Краінавая справаздача
Der chilenisch-bolivianische Grenzkonflikt im Zeitverlauf
Als Mitte des 19. Jahrhunderts Salpeter als Wundermittel für Naturdünger und Sprengstoff entdeckt wurde, gewann die Atacamawüste sehr schnell an Attraktivität. Auf Grund der reichen Vorkommen an diesem Rohstoff traten ihre Anrainerstaaten, Peru, Bolivien und Chile, einen Wettlauf um den Zugriff darauf an. Chilenische Unternehmen sicherten sich die Abbaurechte.
Bolivien schloss in den Jahren 1866 und 1874 mit Chile Verträge, die die Festlegung der chilenisch-bolivianischen Grenze am 24. Breitengrad zum Inhalt hatten, und ließ sich so die Gebietshoheit vertraglich zusichern. Im Gegenzug gewährte Bolivien den chilenischen Firmen eine 25-jährige Steuerfreiheit.
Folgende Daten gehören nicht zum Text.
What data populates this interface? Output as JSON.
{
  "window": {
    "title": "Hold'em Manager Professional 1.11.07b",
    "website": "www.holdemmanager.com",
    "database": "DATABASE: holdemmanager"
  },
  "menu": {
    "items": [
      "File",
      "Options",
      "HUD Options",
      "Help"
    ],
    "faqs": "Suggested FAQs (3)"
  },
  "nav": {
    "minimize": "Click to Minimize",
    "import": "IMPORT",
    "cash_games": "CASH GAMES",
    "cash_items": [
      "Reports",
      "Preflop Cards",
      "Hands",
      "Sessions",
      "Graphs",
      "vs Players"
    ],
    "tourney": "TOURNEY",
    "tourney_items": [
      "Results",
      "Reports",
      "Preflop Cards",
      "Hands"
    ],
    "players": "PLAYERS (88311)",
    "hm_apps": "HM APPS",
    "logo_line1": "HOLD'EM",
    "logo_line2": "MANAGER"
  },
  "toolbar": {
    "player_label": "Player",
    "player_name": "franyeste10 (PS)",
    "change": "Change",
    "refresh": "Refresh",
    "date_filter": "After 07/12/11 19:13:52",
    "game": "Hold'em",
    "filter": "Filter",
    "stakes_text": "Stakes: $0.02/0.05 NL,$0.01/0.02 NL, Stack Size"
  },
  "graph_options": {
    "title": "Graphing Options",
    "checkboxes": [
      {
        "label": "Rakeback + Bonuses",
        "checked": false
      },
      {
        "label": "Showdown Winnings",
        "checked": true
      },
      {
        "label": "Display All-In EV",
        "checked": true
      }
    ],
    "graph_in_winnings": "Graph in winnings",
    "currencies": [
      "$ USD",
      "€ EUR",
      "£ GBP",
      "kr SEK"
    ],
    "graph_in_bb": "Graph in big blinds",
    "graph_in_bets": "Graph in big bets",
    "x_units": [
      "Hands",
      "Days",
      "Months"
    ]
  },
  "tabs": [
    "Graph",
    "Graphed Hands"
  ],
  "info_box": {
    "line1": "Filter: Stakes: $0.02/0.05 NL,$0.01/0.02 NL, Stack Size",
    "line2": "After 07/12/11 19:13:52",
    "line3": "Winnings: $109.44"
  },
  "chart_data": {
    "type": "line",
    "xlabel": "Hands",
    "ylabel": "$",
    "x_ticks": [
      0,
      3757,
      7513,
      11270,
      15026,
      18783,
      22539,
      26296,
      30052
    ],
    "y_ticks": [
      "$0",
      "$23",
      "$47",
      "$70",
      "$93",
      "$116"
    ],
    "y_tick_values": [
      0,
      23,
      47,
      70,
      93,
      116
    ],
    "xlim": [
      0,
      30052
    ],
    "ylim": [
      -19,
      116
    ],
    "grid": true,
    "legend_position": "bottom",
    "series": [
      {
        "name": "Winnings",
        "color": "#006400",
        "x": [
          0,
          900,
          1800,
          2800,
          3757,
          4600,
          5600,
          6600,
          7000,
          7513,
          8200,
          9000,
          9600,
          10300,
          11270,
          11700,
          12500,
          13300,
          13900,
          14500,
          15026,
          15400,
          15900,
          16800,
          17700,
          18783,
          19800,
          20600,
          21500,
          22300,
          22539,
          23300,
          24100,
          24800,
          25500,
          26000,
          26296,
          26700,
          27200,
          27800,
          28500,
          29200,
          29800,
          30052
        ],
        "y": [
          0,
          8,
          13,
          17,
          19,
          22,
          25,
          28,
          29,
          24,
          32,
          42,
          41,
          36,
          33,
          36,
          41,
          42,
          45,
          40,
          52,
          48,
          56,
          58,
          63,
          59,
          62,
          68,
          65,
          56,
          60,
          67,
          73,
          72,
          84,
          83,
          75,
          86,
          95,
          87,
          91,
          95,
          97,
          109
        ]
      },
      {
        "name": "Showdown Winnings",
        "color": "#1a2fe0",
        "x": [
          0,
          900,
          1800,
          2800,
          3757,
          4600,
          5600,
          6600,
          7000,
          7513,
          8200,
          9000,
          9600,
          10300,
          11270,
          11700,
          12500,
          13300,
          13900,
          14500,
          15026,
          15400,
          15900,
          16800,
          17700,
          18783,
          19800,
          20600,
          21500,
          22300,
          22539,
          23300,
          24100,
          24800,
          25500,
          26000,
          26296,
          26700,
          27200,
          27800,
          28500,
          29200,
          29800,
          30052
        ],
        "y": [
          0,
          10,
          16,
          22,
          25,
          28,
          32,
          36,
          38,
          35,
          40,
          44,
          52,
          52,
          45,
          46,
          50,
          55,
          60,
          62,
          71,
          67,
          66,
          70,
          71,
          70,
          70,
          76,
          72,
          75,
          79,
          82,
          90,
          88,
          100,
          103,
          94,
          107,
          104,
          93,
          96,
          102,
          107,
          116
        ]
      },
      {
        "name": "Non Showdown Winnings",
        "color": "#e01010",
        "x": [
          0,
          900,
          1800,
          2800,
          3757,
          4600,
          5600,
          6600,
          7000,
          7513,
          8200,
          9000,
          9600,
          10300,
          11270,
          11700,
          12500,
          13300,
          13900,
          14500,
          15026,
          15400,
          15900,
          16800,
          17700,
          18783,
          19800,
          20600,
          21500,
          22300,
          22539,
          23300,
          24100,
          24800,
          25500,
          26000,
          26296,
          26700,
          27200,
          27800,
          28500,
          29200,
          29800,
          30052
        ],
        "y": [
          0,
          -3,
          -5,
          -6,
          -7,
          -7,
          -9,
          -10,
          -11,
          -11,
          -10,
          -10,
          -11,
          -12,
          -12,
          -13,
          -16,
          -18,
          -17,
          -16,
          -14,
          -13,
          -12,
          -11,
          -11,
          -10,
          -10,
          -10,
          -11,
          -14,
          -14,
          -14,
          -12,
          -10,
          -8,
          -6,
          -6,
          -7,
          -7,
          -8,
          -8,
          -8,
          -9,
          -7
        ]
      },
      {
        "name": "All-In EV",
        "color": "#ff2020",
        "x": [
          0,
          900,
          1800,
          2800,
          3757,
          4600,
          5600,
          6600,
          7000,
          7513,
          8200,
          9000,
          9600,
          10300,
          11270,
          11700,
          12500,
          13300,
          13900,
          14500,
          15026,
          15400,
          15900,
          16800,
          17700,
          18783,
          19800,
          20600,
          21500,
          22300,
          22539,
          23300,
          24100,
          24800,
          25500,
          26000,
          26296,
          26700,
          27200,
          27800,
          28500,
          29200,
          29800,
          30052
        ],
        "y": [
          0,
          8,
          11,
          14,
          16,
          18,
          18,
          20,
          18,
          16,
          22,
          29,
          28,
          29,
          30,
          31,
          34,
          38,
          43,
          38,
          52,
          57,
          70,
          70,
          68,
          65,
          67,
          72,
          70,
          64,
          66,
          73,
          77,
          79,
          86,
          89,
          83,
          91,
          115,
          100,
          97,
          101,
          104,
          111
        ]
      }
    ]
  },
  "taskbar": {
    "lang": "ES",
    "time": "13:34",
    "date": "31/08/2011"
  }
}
Doch schon 1878 brach der bolivianische Präsident Hilarión Daza das Abkommen, indem er Steuern erhob. Dies wiederum veranlasste die chilenische Regierung im März 1879 Truppen in die damals noch bolivianische Hafenstadt Antofagasta zu senden. Endgültig entbrannte der Salpeterkrieg, als Peru, der Verbündete Boliviens, Chile im April 1879 den Krieg erklärte. In den folgenden fünf Jahren fielen ihm mehr als 14.000 Menschen zum Opfer, in der Mehrzahl Peruaner.
Trotz der verheerenden Seeschlacht bei Iquique im Mai 1879, in der der chilenische Nationalheld Arturo Pratt sein Leben liess, konnte sich Chile, dank der Unterstützung Groβbritanniens, sowohl zu Wasser als auch zu Land behaupten. Ende 1879 gewann die chilenische Flotte bei Kap Angamos eine entscheidende Schlacht und Anfang 1880 drangen Bodentruppen bis nach Arica und Tacna vor, so dass Bolivien sich schlieβlich geschlagen gab. Peru, nun auf sich alleine gestellt, musste mitansehen, wie 1881 seine Hauptstadt Lima von chilenischen Truppen erobert wurde. 1883 kapitulierten auch die letzten, in die Berge geflüchteten Soldaten.
Friedensverträge
Nach all diesen Kriegswirren unterzeichneten Chile und Peru den Vertrag von Ancón (20.10.1884), mit dem das chilenische Staatsgebiet um die Provinz Taracapá erweitert wurde. Tacna und Arica wurden von Peru allerdings nur unter der Bedingung abgetreten, dass dort nach zehn Jahren eine Volksabstimmung abgehalten werde. Trotz Unstimmigkeiten gelang es 1928, die “Tacna-Arica-Frage” auf dem Verhandlungswege zu klären: Tacna blieb peruanisch, Arica wurde chilenisch.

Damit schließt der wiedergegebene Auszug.